So etwas wie Freunde

Das hätte ich dir aber gleich sagen können, dass das gefährlich wird, mein Kind!

Roberts Stimme in ihrem Kopf machte es Kim nicht leichter.

Auch die völlig ungeeigneten Turnschuhe waren nicht gerade das, was sie jetzt brauchte. Sie stand mitten auf einem moosbewachsenen Felsen, und anstatt zu klettern, rutschte sie unablässig ab. Vom Regen der vergangenen Nacht und dem Frühnebel durchnässt, bot sich nicht einmal die Spur eines sicheren Halts. Kalt wehte ihr der eigene nebelhafte Atem von der Wand ins Gesicht zurück, angereichert mit dem modrigen und erdigen Geruch, den sie beim Klettern draußen im Gegensatz zur stickigen Luft in der Halle so mochte. Asseln krochen auf einem grünen Polster vor ihrer Nase herum. Kim bewunderte sie wegen ihrer Fähigkeit, senkrecht an lehmverschmierten Wänden zu laufen, ohne den Halt zu verlieren. Diesen Lehm fühlte sie nun unter ihren Händen, wohin sie auch griff, und es kam ihr vor, als hätte ihr der Himmel persönlich ein Schlammbad entgegengeschüttet, aus Angst, sie könnte ihm zu nahe kommen. Man wollte sie da oben nicht, so viel war sicher, und sie konnte es sogar nachvollziehen – warum sollten die sich in ihrem Himmelreich von einer gefühlskalten Halbwüchsigen stören lassen?

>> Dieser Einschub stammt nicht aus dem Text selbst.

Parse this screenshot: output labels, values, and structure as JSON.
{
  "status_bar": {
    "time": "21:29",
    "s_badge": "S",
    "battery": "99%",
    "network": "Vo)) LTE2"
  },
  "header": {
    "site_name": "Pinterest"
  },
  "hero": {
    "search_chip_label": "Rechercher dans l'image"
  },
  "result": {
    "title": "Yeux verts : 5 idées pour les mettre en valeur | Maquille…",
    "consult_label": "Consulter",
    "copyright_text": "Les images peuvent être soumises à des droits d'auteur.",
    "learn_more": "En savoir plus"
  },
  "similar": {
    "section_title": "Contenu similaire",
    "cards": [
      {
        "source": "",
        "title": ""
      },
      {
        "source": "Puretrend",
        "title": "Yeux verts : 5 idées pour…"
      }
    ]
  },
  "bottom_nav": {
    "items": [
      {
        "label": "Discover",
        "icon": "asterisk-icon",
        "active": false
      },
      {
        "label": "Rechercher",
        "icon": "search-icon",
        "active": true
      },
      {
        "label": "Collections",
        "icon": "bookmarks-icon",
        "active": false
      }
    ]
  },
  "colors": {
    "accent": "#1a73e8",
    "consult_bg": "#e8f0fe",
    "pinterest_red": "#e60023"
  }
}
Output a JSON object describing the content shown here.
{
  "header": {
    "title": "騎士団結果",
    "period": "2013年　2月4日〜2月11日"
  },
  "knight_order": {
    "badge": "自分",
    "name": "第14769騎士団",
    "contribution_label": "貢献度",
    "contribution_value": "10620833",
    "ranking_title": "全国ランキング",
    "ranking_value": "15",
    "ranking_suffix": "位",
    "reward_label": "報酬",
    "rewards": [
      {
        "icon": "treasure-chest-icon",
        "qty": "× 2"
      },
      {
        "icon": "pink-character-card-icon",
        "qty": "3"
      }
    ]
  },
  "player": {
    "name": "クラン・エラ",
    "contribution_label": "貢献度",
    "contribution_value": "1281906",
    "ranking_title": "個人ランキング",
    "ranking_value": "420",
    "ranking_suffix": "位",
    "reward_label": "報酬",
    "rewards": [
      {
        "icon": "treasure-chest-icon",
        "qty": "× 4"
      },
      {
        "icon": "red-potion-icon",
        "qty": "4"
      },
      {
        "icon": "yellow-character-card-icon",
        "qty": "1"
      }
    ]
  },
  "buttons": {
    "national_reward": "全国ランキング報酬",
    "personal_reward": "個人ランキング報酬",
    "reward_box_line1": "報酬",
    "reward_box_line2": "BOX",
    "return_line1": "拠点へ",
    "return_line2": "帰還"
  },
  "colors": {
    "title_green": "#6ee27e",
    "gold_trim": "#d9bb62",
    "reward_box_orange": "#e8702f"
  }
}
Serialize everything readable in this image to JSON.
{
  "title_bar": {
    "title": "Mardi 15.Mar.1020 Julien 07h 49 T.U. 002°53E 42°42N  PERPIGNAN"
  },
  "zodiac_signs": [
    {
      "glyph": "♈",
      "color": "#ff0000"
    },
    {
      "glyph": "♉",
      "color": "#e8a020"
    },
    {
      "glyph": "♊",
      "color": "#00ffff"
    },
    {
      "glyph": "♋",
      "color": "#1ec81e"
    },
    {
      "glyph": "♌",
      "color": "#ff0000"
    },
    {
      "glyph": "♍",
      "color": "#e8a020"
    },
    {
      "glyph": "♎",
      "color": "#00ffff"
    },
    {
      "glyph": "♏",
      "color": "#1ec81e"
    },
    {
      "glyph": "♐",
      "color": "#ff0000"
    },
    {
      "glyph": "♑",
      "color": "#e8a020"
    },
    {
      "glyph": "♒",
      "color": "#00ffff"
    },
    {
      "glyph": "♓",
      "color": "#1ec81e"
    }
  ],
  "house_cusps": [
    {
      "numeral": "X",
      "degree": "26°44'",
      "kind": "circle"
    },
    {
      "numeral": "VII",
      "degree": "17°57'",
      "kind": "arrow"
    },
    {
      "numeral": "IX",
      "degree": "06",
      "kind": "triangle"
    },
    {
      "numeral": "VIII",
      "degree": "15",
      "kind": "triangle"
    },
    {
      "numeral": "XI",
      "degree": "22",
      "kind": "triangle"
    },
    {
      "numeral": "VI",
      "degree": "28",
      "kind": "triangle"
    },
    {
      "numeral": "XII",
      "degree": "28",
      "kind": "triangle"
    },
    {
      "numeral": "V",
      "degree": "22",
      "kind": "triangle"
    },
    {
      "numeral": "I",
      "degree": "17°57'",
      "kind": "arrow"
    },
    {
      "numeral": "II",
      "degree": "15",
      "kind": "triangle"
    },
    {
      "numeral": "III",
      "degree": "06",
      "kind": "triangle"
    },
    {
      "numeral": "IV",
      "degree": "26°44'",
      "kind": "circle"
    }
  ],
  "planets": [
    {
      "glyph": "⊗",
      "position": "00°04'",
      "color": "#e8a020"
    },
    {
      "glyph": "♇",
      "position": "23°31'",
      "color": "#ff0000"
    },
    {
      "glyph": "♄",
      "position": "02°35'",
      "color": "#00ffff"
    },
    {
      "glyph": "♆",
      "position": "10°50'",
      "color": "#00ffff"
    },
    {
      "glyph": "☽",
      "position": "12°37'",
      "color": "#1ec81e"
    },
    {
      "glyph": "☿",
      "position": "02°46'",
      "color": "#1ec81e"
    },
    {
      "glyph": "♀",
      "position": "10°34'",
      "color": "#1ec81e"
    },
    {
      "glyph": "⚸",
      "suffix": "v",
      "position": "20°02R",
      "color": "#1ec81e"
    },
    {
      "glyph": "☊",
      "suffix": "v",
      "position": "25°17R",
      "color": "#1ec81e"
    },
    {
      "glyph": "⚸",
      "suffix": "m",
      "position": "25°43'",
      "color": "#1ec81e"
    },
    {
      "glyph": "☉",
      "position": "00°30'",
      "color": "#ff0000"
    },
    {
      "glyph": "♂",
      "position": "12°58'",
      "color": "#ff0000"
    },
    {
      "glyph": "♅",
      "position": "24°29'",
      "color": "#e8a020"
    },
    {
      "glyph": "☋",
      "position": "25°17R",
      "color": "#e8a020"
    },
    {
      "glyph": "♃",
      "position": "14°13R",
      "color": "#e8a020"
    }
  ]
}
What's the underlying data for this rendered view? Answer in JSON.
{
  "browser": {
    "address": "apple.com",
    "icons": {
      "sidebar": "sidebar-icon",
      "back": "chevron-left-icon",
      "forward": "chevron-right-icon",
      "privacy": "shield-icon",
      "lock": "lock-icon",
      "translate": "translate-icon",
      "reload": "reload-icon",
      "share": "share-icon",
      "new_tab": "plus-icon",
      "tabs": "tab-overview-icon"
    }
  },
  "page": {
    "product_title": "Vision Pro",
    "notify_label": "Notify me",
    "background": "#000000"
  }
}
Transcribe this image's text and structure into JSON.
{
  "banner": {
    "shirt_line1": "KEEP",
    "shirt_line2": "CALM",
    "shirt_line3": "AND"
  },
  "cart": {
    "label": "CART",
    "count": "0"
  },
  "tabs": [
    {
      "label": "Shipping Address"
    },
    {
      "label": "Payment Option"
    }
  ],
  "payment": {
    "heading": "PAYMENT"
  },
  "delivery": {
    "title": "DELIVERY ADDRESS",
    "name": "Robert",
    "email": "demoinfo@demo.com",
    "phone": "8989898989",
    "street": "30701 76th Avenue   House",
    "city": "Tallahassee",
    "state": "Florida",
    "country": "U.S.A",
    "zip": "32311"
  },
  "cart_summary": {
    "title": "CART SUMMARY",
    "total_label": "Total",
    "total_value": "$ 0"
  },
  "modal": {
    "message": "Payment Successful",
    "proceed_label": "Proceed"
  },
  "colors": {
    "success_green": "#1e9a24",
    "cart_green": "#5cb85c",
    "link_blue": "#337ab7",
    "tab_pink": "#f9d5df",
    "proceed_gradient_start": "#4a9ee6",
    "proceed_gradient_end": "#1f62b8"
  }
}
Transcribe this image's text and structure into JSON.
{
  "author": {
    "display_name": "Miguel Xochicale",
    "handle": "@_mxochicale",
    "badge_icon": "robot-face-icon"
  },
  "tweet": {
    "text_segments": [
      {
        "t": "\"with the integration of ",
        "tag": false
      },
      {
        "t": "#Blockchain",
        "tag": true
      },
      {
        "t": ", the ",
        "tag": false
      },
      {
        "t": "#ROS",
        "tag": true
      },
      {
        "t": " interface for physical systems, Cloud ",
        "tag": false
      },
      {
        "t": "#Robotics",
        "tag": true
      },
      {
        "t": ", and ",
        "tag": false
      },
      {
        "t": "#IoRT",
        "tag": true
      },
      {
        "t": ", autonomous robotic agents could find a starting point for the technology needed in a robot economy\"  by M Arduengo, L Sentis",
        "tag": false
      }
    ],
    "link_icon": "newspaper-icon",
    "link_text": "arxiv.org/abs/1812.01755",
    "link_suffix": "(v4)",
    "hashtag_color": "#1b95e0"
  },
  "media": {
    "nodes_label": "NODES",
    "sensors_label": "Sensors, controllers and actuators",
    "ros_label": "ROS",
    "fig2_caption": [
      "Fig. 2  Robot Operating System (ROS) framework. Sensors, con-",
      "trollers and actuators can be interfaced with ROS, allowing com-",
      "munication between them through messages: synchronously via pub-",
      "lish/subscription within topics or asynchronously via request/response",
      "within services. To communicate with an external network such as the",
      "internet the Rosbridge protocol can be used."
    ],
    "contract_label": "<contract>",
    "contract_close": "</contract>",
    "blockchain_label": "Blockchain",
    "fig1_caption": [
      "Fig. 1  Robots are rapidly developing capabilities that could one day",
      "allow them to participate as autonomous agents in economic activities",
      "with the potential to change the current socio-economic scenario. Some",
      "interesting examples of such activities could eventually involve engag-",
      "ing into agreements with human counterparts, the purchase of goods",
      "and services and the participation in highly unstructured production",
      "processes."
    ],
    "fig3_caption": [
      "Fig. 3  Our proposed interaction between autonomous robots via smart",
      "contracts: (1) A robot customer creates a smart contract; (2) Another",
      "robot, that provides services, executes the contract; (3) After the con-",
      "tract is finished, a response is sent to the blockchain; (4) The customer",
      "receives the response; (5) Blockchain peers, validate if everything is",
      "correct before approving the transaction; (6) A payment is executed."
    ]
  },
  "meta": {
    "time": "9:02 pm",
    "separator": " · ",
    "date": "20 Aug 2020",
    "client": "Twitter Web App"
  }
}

Sie versuchte einen Schritt nach rechts und gab es wieder auf. Wenn sie nur etwas vernünftig zu fassen bekommen könnte! Nein, es war nicht etwa der Himalaja, der ihr gerade das Leben schwer machte, auch wenn sie ihn eines Tages ohne Sauerstoffflasche erklimmen wollte. Es war ein unbedeutend kleiner Felsen im Bergischen Land und sie wusste jetzt, die Idee, sich bei diesem Wetter allein und ohne Sicherung hier hoch zu hangeln, war wirklich total bescheuert gewesen. Sie hatte noch sehr viel zu lernen.

Vorsichtig wagte sie einen Blick die sechs Meter nach unten zum Waldweg. Auch das noch – ein grauhaariges Pärchen mit Rucksäcken und Wanderstöcken machte Halt und gaffte interessiert zu ihr hoch.

»Warum nehmen Sie nicht einfach die Treppe, junge Frau?«

Sehr witzig! Natürlich hätte sie auch die komfortabel in den Wald gehauene Treppe zur Burgruine nehmen können. Und natürlich war dieser Felsen nicht zum Klettern gedacht. Wie eine augenzwinkernde Herausforderung hatte sie Kim angelacht, diese Wand … das perfekte Versteck für ihren Schatz, den sie in ihrer Hosentasche aufbewahrte – eine Plastikdose, kaum 10 mal 15 Zentimeter groß, mit einer Münze und einem Minilogbuch darin – ein ›Geocache‹. Die anderen Schatzsucher sollten ihn anhand von Koordinaten suchen, finden, sich im Logbuch der Dose verewigen und den Cache im Internet bewerten. Nur ein Spiel.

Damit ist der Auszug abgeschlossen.